Looking at Potential Shapes of Recovery
Most downturns have also been the results of several identifiable economic factors. However, the pandemic means consumer confidence, community health, and supply-chain stability will be intimately connected with economic recovery.
What will recovery look like then? Economic optimists—including those in the White House—hope for a “V-shaped” recovery. Proponents of a V-shaped recovery point primarily to fast public response in the form of stimulus and the temporary nature of shutdown as reasons to believe in a rebound. As the economy reopens, a V-shaped recovery depends on consumers returning to—and potentially exceeding—their pre-COVID buying patterns and businesses hiring back significant percentages of employees that have been furloughed or laid off. The stock market rally through April and May, with the S&P 500 erasing its yearly losses on June 7, combined with declining unemployment filings is positive evidence of a potential V-shaped recovery.
The question of the permanency of furloughs and lay-offs may be the most pivotal unknown that will determine the shape of the recovery. Today, many workers currently unemployed remain optimistic about their prospects of returning to work after the pandemic. A Washington Post-Ipsos poll conducted indicated 77 percent of furloughed workers expect to return to their previous jobs, but a University of Chicago study anticipates only 42 percent will find this expectation fulfilled. The uncertainty of employment, as well as of consumer and business demand, as economies reopen makes understanding the long-term scope of economic fallout difficult.

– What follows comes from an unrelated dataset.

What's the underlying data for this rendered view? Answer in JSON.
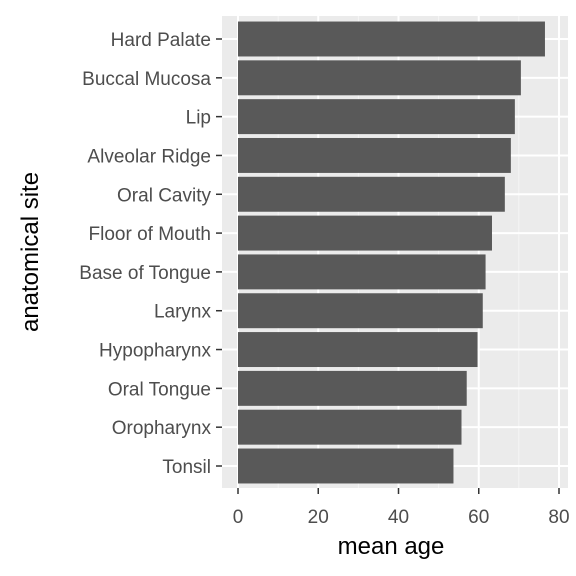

A longer recovery path points to a form of U-shaped recovery. U-shaped recovery models incorporate slow rehiring trends and future infection fears that reduce economic growth for multiple years. In a report on June 1, the Congressional Budget Office projected potential lost economic output from coronavirus to top $7.9 trillion, with the economy finally returning to potential output in 2029. Early indications of a U-recovery or some combination of U and V-shapes are visible in some post-lockdown countries, including China.
The case for slow recovery has some precedent. Historically, most recessions and downturns in the 20th and 21st century resulted in some form of U-shaped or “swoosh” recovery that endured low output and high unemployment levels for several quarters.
More concerning evidence for slow recovery points to pre-pandemic business weakness as a reason to believe in economic stagnation. A report from the World Economic Forum found that “40% of all US corporate debt was rated BBB, just above junk, going into the crisis” before coronavirus. Rates of business default and bankruptcy due to credit down-rating may therefore rise due to the pandemic. Corporate instability could slow the pace of rehiring even once the economy itself finds a footing. Small businesses have seen ever greater impacts, as their limited cash reserves and concentration in service industries have made them the front line for COVID-19-related permanent business closures.
The fluid nature of the COVID-19 pandemic makes predicting the trajectory of the US economy hypothetical at best. Placing the coronavirus crisis in the context of historical recessions provides some insight into government response to the current downturn. Predicting the post-COVID economy will also be reliant on understanding the virus’s progression—and responses to it—in the coming months. While a rebound recovery and “back to work” economic model may be achievable, a prolonged recovery increasingly appears to be America’s economic future. If a slow recovery becomes the economic reality, policymakers and businesses will need to both draw on the past and innovate for the future to develop effective responses to limit long-term economic damage.